Friday, May 7, 2021

Mary Worth 3636

Drew suddenly realizes that he put on his baby blue pajamas instead of his labcoat.

20 comments:

KitKat said...

Based on her ID badge photo, Mary’s pretending to be Queen Elizabeth II today.

Slashing the security budget turns out to have been a bad decision by Northview Hospital’s administration.

I hope Ashlee’s wearing a new ensemble from the House of Tacky.

Vince said...

Wouldn't it have been more appropriate for Mary to ask who rather than what? Also, where is Dr. Drew's photo ID?

Thunderheels said...

Given Mary's question, "What is that?", could it be Dr. Drew's other hobby is practicing Dr. Victor Frankenstein's craft?

Anonymous said...

I think that this new storyline is going to make up for the 4 month Saul-Eve snoozefest. Ashley will continue in the tradition of Esme and Wilbur's South American bimbo

Anonymous said...

This definitely has Jill Black potential. I can sense all of us sliding to the edge of our seats! Hopefully, KM won’t screw it up too badly.

So, I guess we aren’t going to find out what the emergency was that couldn’t be handled by the doctor covering for Drew? Or perhaps it was Mary that called Drew in. She just discovered that he’s neglected to return “What Color is Your Parachute” to her book cart.

Oh well, I just hope Drew remembered to tuck his phone into his pajama pocket (nice one, Wanders!). The photo of Ashlee being hauled off in a straightjacket will be a Definite Add!


HelenClark

doug said...
This comment has been removed by the author.
doug said...

In between Evil Entertainer Esme, Jannie, and Bogota Beach Babe I'm beginning to think Karen Moy has some pretty sexist attitudes. Another unstable/conniving/criminal woman who is also very outwardly sexual? Maybe Ms. Moy should find a different cliche that isn't so overtly misogynistic.

Toots McGee said...

My first thought was that an enraged patient was yelling about Dr. Drew. (Like, maybe he botched a nose job) I guess it didn’t dawn on me that Ashlee might be that proactive in making a stink about Drew not doing her that “favor”.

Now I’m wondering if Dr. Drew has a taser on him.

Anonymous said...


I love the expressions of the two people in the background. They're thinking, "Woo boy, that @#$% is in for it!"

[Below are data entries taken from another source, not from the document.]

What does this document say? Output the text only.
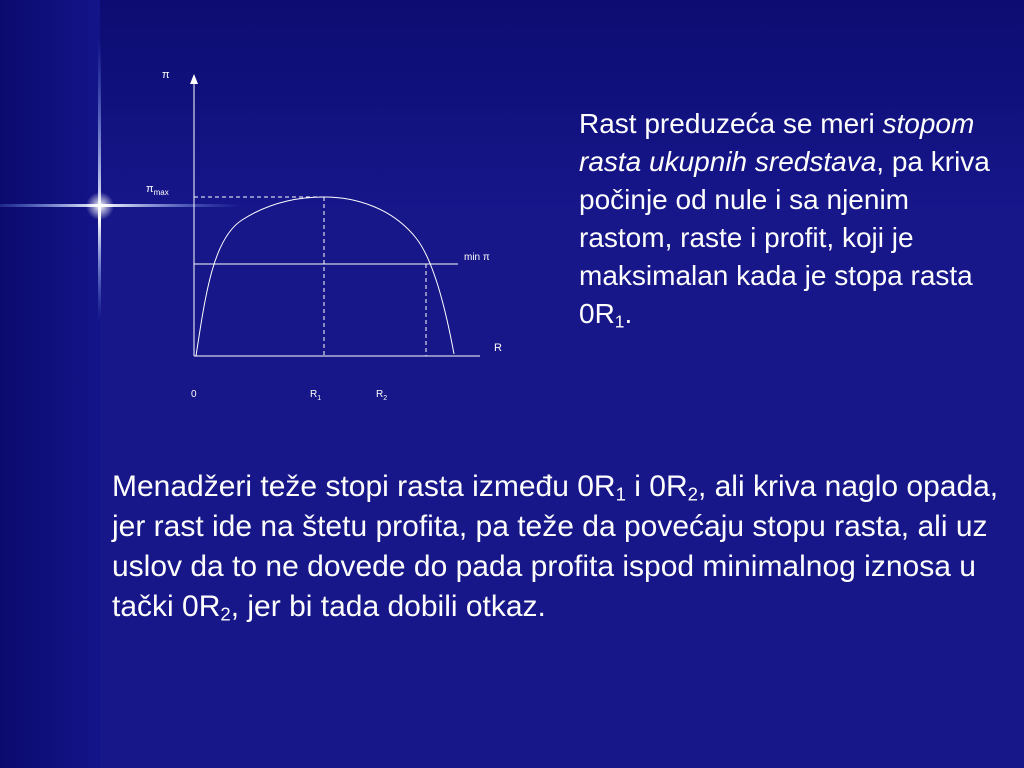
π
$\pi_{max}$
min π
R
0	$R_1$	$R_2$

Rast preduzeća se meri stopom rasta ukupnih sredstava, pa kriva počinje od nule i sa njenim rastom, raste i profit, koji je maksimalan kada je stopa rasta $0R_1$.

Menadžeri teže stopi rasta između $0R_1$ i $0R_2$, ali kriva naglo opada, jer rast ide na štetu profita, pa teže da povećaju stopu rasta, ali uz uslov da to ne dovede do pada profita ispod minimalnog iznosa u tački $0R_2$, jer bi tada dobili otkaz.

(BTW, @#$% is just 2345 on the keyboard. Not very creative, KM.)

-- Scottie McW.

Sandi Ego said...

It appears Dr. Drew has a tiny head surgically attached to his shoulder. What kind of a hospital is this?

Chester the Dog said...

Mary had better reserve that table for two at DINER, right now! I see a therapy session and cole slaw on the side.

Jerry Smith said...

Administrator: "Drew, this is the fifth time this year you've had a one-night stand roving through the hallways calling you a '@#$%.' And it's only May. Do you need help, son?"

meg said...

Oh, that’s not Ashlee yelling. It’s Dr. Kapuht, fresh out of 7 years of rehab, returning to Hospital only to find out that Dr. Drew has taken over his office and totally redecorated it.

MissScarlet said...

Well, I guess it's not likely that Drew will fall for Ashlee now, darn it! There goes my hope of lots of 'tsk tsking' from Mary and Jeff. As Helen and Doug said, we are definitely heading towards a Jill Black or Bogota Beach Babe secenario. I'm disappointed. I was really looking forward to the M and J disapproving looks. Now I'll have to settle for Ashlee in a straightjacket spitting at Drew.

Anonymous said...

Oh, MissScarlet, I wouldn't give up hope yet. Personally, I've fallen for a lot of guys who should've been led off in a straightjacket.

HelenClark

KitKat said...

SATURDAY
The clock is ticking - how many minutes before Mary says, “Dear, you seem a tad angry. I have a bag of my homemade muffins with me — please have one. NOW!!”

Boy, it didn’t take long for Ashlee to go from free spirit somewhat pushy aspiring model to raging psycho, complete with profanity and non-waterproof mascara. That’s Karen Moy for you.

meg said...

I luuuvvv the expression on Mary’s face- she’s enjoying this so much.

Chester the Dog said...

Drew: I left you a voice mail.

Whatever her name is: What the %*$@ is voice mail?

Mary: Dear, Drew went to the mailbox and talked into it. That's voice mail.

Anonymous said...

Panel 3: Mary dithers over her book cart, trying to decide. She selects “How to Win Friends and Influence People” over “Anger Management for Dummies” because it’s hardcover and will make a bigger divot in Ashlee’s forehead.


HelenClark

gatineauhills said...

I agree with Doug. 1955 called on the rotary pay phone in Northview's lobby to say that they want their stereotypes back.